El proceso se desarrolla bajo tensión, con acusaciones de fraude y retrasos en la publicación de resultados preliminares. La página oficial del CNE colapsó y la actualización de cifras quedó detenida desde la tarde del domingo, aumentando la inquietud ciudadana.
En los días previos a los comicios, el presidente de Estados Unidos, Donald Trump, expresó su respaldo a Asfura y anunció que indultará al expresidente hondureño Juan Orlando Hernández, condenado en EE.UU. por narcotráfico.
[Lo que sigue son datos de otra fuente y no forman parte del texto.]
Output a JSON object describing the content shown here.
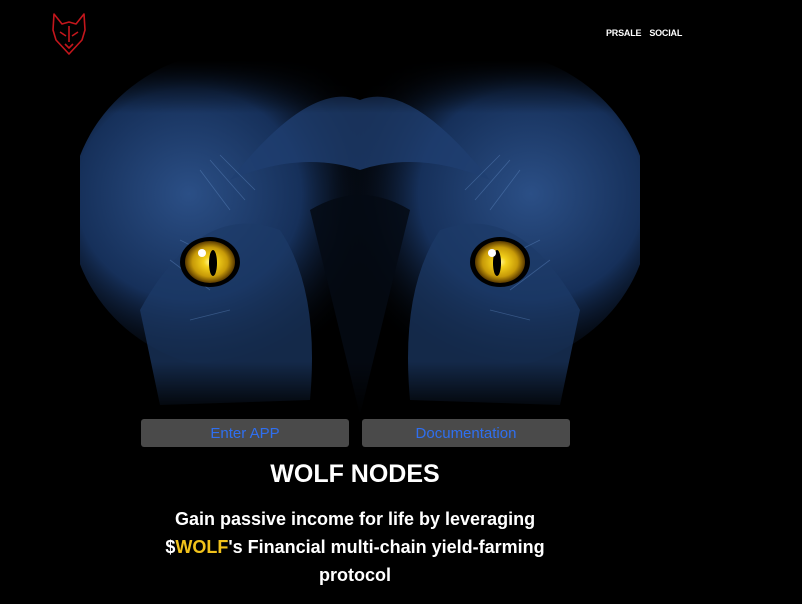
{
  "header": {
    "logo_icon": "wolf-head-icon",
    "nav": [
      {
        "label": "PRSALE"
      },
      {
        "label": "SOCIAL"
      }
    ]
  },
  "hero": {
    "image": "wolf-eyes-illustration"
  },
  "buttons": {
    "enter_app": "Enter APP",
    "documentation": "Documentation"
  },
  "main": {
    "title": "WOLF NODES",
    "tagline_line1": "Gain passive income for life by leveraging",
    "tagline_dollar": "$",
    "tagline_token": "WOLF",
    "tagline_rest": "'s Financial multi-chain yield-farming",
    "tagline_line3": "protocol"
  },
  "colors": {
    "background": "#000000",
    "button_bg": "#4a4a4a",
    "button_text": "#2f6ff0",
    "accent": "#f1c21b",
    "logo": "#c4161c"
  }
}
También advirtió que podría recortar la ayuda financiera al país si su candidato no resultaba electo.
Estas declaraciones fueron calificadas por la candidata oficialista Rixi Moncada como “totalmente intervencionistas”.
El nuevo gobierno deberá enfrentar una realidad compleja: más del 60% de los hogares vive en pobreza, mientras el crimen organizado, la violencia política y la corrupción continúan marcando la vida nacional.
Los comicios son observados por organismos internacionales, incluida la OEA, en un contexto de estado de excepción vigente desde 2022 que otorga amplias facultades al Ejército y ha generado preocupación en defensores de derechos humanos.